CFD-DEM modeling of dense gas-solid reacting flow in the framework of GPU

Abstract

Dense gas–solid reacting flow widely exists in kinds of engineering fields, such as blast furnace ironmaking, pharmaceutical manufacturing, energy conversion, and chemical engineering. These processes containing both physical and chemical changes are extremely complex. Revealing the basic principles of the gas–solid flow government and thermochemical behavior is critical to the optimization, design, and control of kinds of dense gas–solid reacting systems. Computational fluid dynamics – discrete element method (CFD-DEM) is considered a potential tool to achieve this goal, which suffers from expensive computational resources. Accordingly, this work develops a graphics processing unit (GPU)-accelerated CFD-DEM reactive model, integrating with heat transfer, heterogeneous reactions, and homogenous reactions. The accuracy of the GPU-accelerated heat and mass transfer sub-models are detailly verified and the simulation results agree well with analytic solutions.

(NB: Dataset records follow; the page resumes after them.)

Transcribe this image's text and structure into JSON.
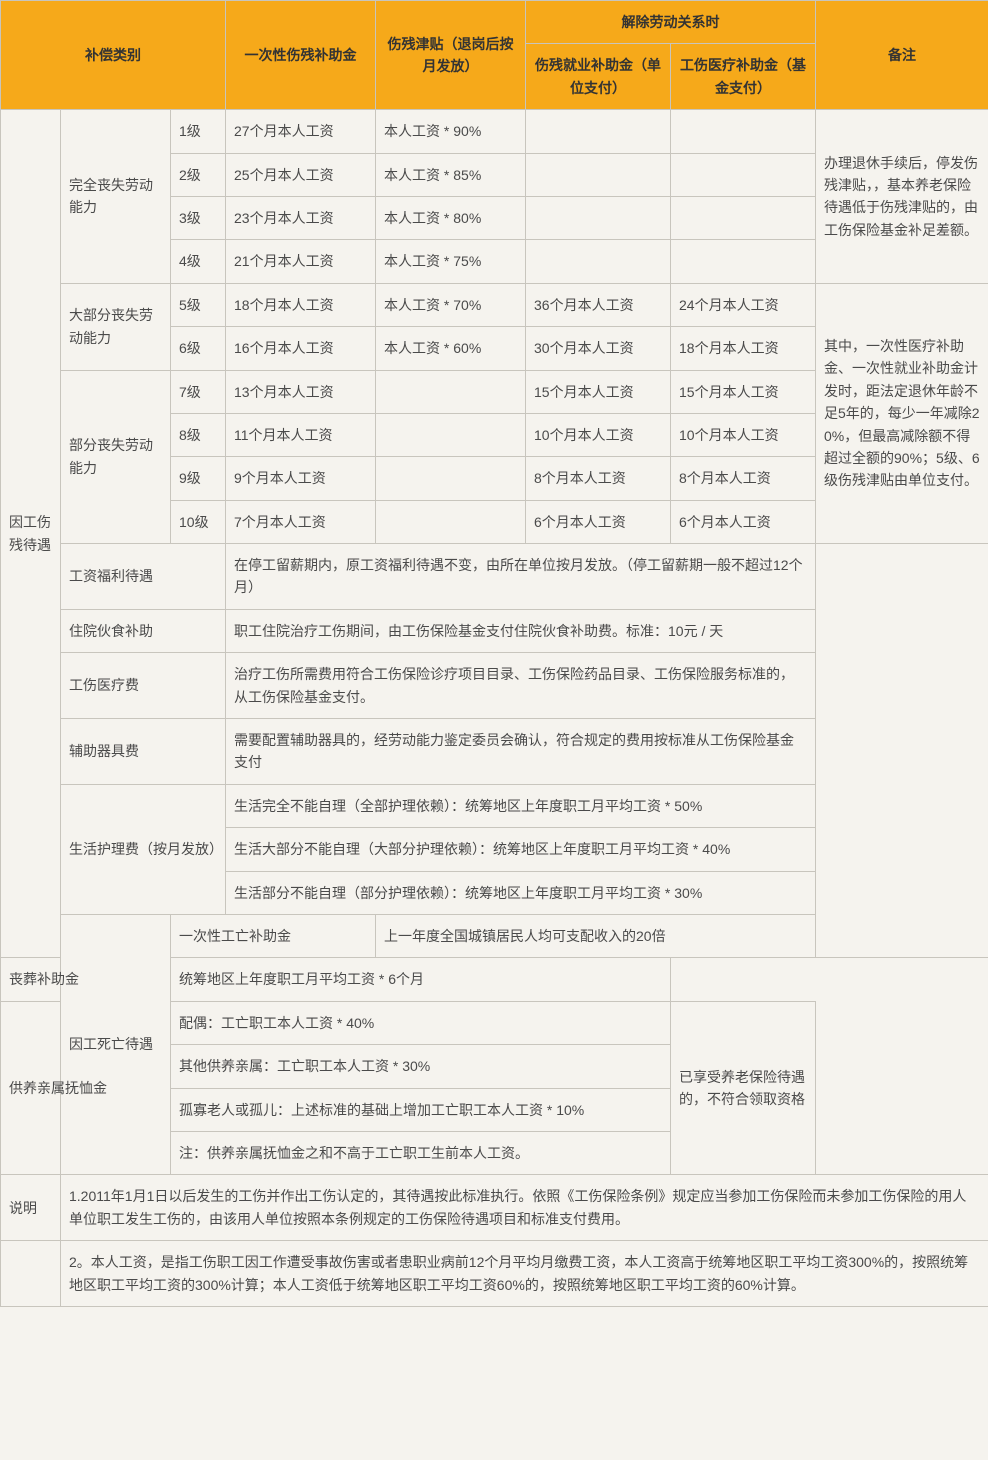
{
  "header": {
    "category": "补偿类别",
    "one_time_subsidy": "一次性伤残补助金",
    "disability_allowance": "伤残津贴（退岗后按月发放）",
    "termination": "解除劳动关系时",
    "employment_subsidy": "伤残就业补助金（单位支付）",
    "medical_subsidy": "工伤医疗补助金（基金支付）",
    "remarks": "备注"
  },
  "section1": {
    "title": "因工伤残待遇",
    "group_full": "完全丧失劳动能力",
    "group_most": "大部分丧失劳动能力",
    "group_part": "部分丧失劳动能力",
    "lvl": {
      "l1": "1级",
      "l2": "2级",
      "l3": "3级",
      "l4": "4级",
      "l5": "5级",
      "l6": "6级",
      "l7": "7级",
      "l8": "8级",
      "l9": "9级",
      "l10": "10级"
    },
    "sub": {
      "l1": "27个月本人工资",
      "l2": "25个月本人工资",
      "l3": "23个月本人工资",
      "l4": "21个月本人工资",
      "l5": "18个月本人工资",
      "l6": "16个月本人工资",
      "l7": "13个月本人工资",
      "l8": "11个月本人工资",
      "l9": "9个月本人工资",
      "l10": "7个月本人工资"
    },
    "allow": {
      "l1": "本人工资 * 90%",
      "l2": "本人工资 * 85%",
      "l3": "本人工资 * 80%",
      "l4": "本人工资 * 75%",
      "l5": "本人工资 * 70%",
      "l6": "本人工资 * 60%"
    },
    "emp": {
      "l5": "36个月本人工资",
      "l6": "30个月本人工资",
      "l7": "15个月本人工资",
      "l8": "10个月本人工资",
      "l9": "8个月本人工资",
      "l10": "6个月本人工资"
    },
    "med": {
      "l5": "24个月本人工资",
      "l6": "18个月本人工资",
      "l7": "15个月本人工资",
      "l8": "10个月本人工资",
      "l9": "8个月本人工资",
      "l10": "6个月本人工资"
    },
    "remark1": "办理退休手续后，停发伤残津贴，，基本养老保险待遇低于伤残津贴的，由工伤保险基金补足差额。",
    "remark2": "其中，一次性医疗补助金、一次性就业补助金计发时，距法定退休年龄不足5年的，每少一年减除20%，但最高减除额不得超过全额的90%；5级、6级伤残津贴由单位支付。",
    "wage_label": "工资福利待遇",
    "wage_text": "在停工留薪期内，原工资福利待遇不变，由所在单位按月发放。（停工留薪期一般不超过12个月）",
    "hospital_label": "住院伙食补助",
    "hospital_text": "职工住院治疗工伤期间，由工伤保险基金支付住院伙食补助费。标准：10元 / 天",
    "medfee_label": "工伤医疗费",
    "medfee_text": "治疗工伤所需费用符合工伤保险诊疗项目目录、工伤保险药品目录、工伤保险服务标准的，从工伤保险基金支付。",
    "aux_label": "辅助器具费",
    "aux_text": "需要配置辅助器具的，经劳动能力鉴定委员会确认，符合规定的费用按标准从工伤保险基金支付",
    "care_label": "生活护理费（按月发放）",
    "care1": "生活完全不能自理（全部护理依赖）：统筹地区上年度职工月平均工资 * 50%",
    "care2": "生活大部分不能自理（大部分护理依赖）：统筹地区上年度职工月平均工资 * 40%",
    "care3": "生活部分不能自理（部分护理依赖）：统筹地区上年度职工月平均工资 * 30%"
  },
  "section2": {
    "title": "因工死亡待遇",
    "one_label": "一次性工亡补助金",
    "one_text": "上一年度全国城镇居民人均可支配收入的20倍",
    "funeral_label": "丧葬补助金",
    "funeral_text": "统筹地区上年度职工月平均工资 * 6个月",
    "dep_label": "供养亲属抚恤金",
    "dep1": "配偶：工亡职工本人工资 * 40%",
    "dep2": "其他供养亲属：工亡职工本人工资 * 30%",
    "dep3": "孤寡老人或孤儿：上述标准的基础上增加工亡职工本人工资 * 10%",
    "dep4": "注：供养亲属抚恤金之和不高于工亡职工生前本人工资。",
    "remark": "已享受养老保险待遇的，不符合领取资格"
  },
  "notes": {
    "label": "说明",
    "note1": "1.2011年1月1日以后发生的工伤并作出工伤认定的，其待遇按此标准执行。依照《工伤保险条例》规定应当参加工伤保险而未参加工伤保险的用人单位职工发生工伤的，由该用人单位按照本条例规定的工伤保险待遇项目和标准支付费用。",
    "note2": "2。本人工资，是指工伤职工因工作遭受事故伤害或者患职业病前12个月平均月缴费工资，本人工资高于统筹地区职工平均工资300%的，按照统筹地区职工平均工资的300%计算；本人工资低于统筹地区职工平均工资60%的，按照统筹地区职工平均工资的60%计算。"
  },
  "style": {
    "header_bg": "#f6a91a",
    "border": "#c8c5bd",
    "page_bg": "#f5f3ee",
    "text": "#4a4a4a",
    "font_size": 14
  }
}
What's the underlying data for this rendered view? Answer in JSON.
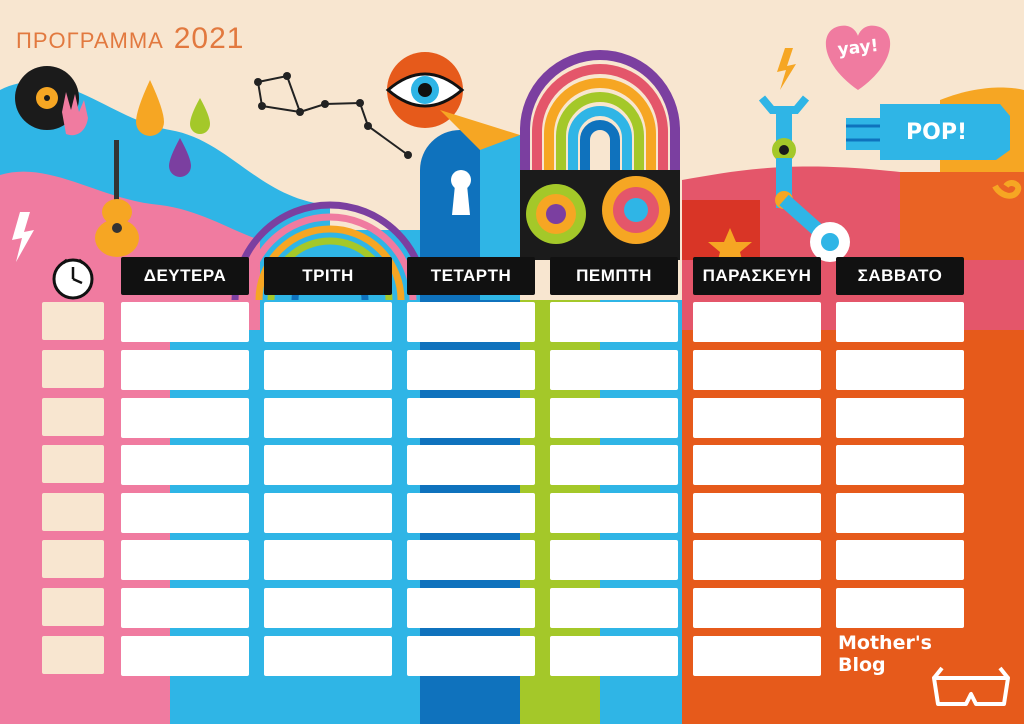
{
  "header": {
    "title": "ΠΡΟΓΡΑΜΜΑ",
    "year": "2021"
  },
  "days": [
    "ΔΕΥΤΕΡΑ",
    "ΤΡΙΤΗ",
    "ΤΕΤΑΡΤΗ",
    "ΠΕΜΠΤΗ",
    "ΠΑΡΑΣΚΕΥΗ",
    "ΣΑΒΒΑΤΟ"
  ],
  "rows": 8,
  "stickers": {
    "yay": "yay!",
    "pop": "POP!"
  },
  "brand": {
    "line1": "Mother's",
    "line2": "Blog"
  },
  "colors": {
    "pink": "#f07ba0",
    "blue": "#2fb5e6",
    "darkblue": "#0f72bd",
    "lime": "#a4c829",
    "orange": "#e65a1b",
    "cream": "#f8e6d0",
    "title": "#e2793f"
  }
}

Additionally, the current model can successfully simulate the thermochemical behavior of the particle cooling process and the coal-fueled chemical looping gasification process, confirming its reliability in numerically studying dense gas–solid reacting flow. Furthermore, the GPU-accelerated strategy is demonstrated to perform great speed-up performance and stability. This work provides a reliable and high-performance parallel calculation method for numerically studying dense gas–solid reacting flow.